Cette nébuleuse affaire s'est embrouillée un peu plus avec les documents supposément officiels émanant d'Haïti, que les deux parties ont soumis à la juge Corriveau. Ceux de Mara attestaient le mariage de Rachel en 1994, tandis que ceux de Rachel attestaient qu'il n'y avait pas eu de mariage.

Devant tant d'embrouilles, la juge a conclu que Mara n'avait pas réussi à démontrer la nullité du mariage de Rachel au motif de bigamie. Rachel, qui serait arrivée au Canada en 1997, s'est mariée une nouvelle fois en 2004 avec l'homme qui serait apparemment le père de ses deux enfants, nés en 1996 et en 2001. Elle aurait aussi vécu à Boston avec lui.

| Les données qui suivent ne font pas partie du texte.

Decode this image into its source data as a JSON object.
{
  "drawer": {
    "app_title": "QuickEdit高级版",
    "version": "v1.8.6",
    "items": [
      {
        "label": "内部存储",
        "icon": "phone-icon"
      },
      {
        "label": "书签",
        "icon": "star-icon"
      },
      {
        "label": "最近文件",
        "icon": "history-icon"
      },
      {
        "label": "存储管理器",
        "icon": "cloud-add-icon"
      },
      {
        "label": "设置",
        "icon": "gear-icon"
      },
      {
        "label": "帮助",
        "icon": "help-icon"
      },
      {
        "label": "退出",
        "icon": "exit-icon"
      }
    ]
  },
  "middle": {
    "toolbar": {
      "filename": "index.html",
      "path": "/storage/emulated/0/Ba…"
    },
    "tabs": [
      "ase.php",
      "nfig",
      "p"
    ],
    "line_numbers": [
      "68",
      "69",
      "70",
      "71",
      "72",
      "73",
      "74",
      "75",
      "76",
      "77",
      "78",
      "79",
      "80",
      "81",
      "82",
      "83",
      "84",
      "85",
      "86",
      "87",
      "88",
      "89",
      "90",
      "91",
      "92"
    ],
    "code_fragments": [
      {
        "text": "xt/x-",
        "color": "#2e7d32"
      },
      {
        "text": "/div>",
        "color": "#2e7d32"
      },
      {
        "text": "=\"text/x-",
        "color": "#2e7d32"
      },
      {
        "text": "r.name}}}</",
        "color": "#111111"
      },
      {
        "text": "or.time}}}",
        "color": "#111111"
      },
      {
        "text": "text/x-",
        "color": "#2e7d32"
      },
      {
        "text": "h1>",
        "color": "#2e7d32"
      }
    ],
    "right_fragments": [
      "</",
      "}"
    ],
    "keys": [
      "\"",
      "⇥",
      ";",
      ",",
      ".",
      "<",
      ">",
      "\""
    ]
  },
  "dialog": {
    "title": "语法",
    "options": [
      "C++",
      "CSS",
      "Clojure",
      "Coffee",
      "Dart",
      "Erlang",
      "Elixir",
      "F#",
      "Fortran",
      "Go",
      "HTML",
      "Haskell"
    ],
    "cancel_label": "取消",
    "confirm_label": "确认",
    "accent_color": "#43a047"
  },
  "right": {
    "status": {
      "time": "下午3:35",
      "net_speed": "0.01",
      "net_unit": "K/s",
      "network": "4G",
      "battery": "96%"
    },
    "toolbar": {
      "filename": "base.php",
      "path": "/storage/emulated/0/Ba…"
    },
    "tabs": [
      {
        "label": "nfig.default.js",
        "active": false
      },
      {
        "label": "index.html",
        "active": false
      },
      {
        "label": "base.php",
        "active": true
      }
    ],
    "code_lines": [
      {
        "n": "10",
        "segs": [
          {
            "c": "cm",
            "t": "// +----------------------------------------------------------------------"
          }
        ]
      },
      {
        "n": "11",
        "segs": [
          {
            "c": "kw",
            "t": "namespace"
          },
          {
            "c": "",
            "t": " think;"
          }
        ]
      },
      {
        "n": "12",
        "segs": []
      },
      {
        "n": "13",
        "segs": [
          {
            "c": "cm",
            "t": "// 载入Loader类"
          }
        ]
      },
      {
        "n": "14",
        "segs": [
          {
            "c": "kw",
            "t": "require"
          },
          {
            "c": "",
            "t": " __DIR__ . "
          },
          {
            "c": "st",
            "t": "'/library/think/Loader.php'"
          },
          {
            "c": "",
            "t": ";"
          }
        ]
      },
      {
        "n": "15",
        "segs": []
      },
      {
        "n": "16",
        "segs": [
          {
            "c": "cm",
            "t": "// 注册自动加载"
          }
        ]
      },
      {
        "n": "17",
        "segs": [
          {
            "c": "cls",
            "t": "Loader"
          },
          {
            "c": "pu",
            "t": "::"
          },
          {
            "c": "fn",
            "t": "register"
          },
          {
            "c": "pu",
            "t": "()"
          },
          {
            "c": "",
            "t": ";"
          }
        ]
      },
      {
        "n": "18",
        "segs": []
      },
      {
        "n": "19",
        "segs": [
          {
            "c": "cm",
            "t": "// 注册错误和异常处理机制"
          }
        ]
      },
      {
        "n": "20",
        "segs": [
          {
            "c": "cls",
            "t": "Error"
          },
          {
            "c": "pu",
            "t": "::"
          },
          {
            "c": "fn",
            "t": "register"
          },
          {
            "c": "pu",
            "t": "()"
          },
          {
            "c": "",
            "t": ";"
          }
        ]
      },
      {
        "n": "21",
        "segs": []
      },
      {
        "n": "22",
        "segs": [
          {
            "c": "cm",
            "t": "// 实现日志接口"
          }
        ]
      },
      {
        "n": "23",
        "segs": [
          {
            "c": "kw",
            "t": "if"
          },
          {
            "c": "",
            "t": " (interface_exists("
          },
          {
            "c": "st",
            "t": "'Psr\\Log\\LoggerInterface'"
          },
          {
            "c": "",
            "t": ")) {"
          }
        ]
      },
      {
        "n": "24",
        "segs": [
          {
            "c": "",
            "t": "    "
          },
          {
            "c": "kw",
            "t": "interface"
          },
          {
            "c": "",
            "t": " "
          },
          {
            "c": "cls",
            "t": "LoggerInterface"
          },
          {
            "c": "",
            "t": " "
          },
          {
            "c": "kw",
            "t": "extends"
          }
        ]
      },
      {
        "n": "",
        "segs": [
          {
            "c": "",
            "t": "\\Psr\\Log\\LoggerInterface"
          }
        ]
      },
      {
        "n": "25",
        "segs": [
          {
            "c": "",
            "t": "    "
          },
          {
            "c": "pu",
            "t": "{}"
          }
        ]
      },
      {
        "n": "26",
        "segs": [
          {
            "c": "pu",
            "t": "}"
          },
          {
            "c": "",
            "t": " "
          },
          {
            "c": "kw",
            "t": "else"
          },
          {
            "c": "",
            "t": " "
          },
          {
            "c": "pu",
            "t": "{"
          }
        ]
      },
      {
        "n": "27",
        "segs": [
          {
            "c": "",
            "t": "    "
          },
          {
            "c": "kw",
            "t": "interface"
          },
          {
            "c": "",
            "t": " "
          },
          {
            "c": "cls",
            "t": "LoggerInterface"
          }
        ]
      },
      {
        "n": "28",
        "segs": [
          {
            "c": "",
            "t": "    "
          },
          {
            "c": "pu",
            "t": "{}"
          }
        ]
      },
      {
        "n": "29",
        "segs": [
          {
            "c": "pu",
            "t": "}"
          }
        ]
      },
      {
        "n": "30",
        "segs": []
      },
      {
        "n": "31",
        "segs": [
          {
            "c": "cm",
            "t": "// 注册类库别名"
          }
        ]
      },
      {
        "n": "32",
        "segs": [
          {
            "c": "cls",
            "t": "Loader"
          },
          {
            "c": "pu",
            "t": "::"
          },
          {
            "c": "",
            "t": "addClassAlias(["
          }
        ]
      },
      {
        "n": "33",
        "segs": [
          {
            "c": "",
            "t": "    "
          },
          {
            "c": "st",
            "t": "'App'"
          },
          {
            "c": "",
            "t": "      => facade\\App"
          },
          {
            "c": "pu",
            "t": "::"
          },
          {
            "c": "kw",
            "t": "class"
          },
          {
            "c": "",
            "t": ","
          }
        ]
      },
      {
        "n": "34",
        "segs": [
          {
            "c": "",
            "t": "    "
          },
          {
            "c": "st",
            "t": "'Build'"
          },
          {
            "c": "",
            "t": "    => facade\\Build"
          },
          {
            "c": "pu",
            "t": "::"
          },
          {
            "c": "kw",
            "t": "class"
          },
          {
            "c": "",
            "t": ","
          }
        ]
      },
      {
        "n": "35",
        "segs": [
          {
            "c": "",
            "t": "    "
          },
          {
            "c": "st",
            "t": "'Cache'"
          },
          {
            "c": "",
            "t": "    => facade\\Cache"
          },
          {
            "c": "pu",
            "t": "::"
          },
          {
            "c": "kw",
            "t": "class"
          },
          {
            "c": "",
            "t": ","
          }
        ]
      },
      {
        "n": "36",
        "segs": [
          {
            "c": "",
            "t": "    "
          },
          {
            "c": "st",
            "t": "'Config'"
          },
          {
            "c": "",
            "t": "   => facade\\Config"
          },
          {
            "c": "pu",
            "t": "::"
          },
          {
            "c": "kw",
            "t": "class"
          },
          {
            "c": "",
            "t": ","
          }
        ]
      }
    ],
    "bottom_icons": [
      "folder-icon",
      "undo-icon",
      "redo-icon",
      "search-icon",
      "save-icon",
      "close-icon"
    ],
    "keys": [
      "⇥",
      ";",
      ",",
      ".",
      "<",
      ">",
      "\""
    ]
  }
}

Difficile de savoir le fin fond de l'affaire puisqu'elle a multiplié les mensonges, notamment avec l'enquêteur de la Régie des rentes, ainsi que devant le tribunal. D'ailleurs, la juge signale qu'elle ne croit pas Rachel. Mais c'est quand même elle qui aura la rente de conjoint survivant du défunt Yvon même si, au procès, elle a changé d'idée et dit qu'elle y renonçait.